Im Zentrum der Beratung stand die massive Teuerung und die Antwort der Linken darauf. Mit dem Beschluss: »Ein heißer Herbst gegen die sozaile Kälte der Regierung – Preise und Profite deckeln – Klima schützen« wurden zentrale Forderungen gegen die sozialen Verwerfungen bekräftigt. Ulrich Schneider vom Paritätischen Wohlfahrtsverband war zum Gespräch eingeladen. Es war ein interessantes Gespräch, allerdings wunderte mich schon, dass sich Ulrich Schneider deutlich gegen einen Preisdeckel aussprach.

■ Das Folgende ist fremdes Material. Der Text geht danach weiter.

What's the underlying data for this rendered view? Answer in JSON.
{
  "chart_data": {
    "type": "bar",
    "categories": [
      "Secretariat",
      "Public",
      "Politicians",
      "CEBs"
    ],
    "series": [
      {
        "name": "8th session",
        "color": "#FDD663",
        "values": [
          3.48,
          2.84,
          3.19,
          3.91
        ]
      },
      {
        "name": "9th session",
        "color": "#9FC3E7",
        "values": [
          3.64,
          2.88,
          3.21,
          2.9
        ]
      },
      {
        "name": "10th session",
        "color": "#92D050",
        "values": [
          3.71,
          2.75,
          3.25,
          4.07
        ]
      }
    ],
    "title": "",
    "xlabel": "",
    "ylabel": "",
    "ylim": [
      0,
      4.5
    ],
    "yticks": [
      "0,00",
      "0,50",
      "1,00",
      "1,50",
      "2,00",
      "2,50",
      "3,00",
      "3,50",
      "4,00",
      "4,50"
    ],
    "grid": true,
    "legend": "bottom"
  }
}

Auch mit Blick auf die Mobilisierungen gegen die Folgen der Inflation hatten wir zum Teil unterschiedliche Meinungen. Dass er am Tag danach aus der LINKEN ausgetreten ist, ist sehr bedauerlich. Meines Erachtens geht es bei seinen Differenzen mit der LINKEN um mehr als um den Umgang mit Sahra Wagenknecht. Die Aufregung um die Rede von Sahra Wagenknecht am vergangenen Donnerstag war natürlich auch Thema (Lies hier den marx21-Artikel: »Rede von Sahra Wagenknecht: Problematische Pappkameraden«). Dabei ging es aber nur zum Teil um Sahras Rede. Die eigentliche Frage, die diskutiert wurde, war die öffentliche Äußerung von Mitgliedern der LINKEN, ein alternatives politisches Projekt zu starten. Der Parteivorstand war sich einig, dass wir um eine einige, plurale Linke kämpfen müssen.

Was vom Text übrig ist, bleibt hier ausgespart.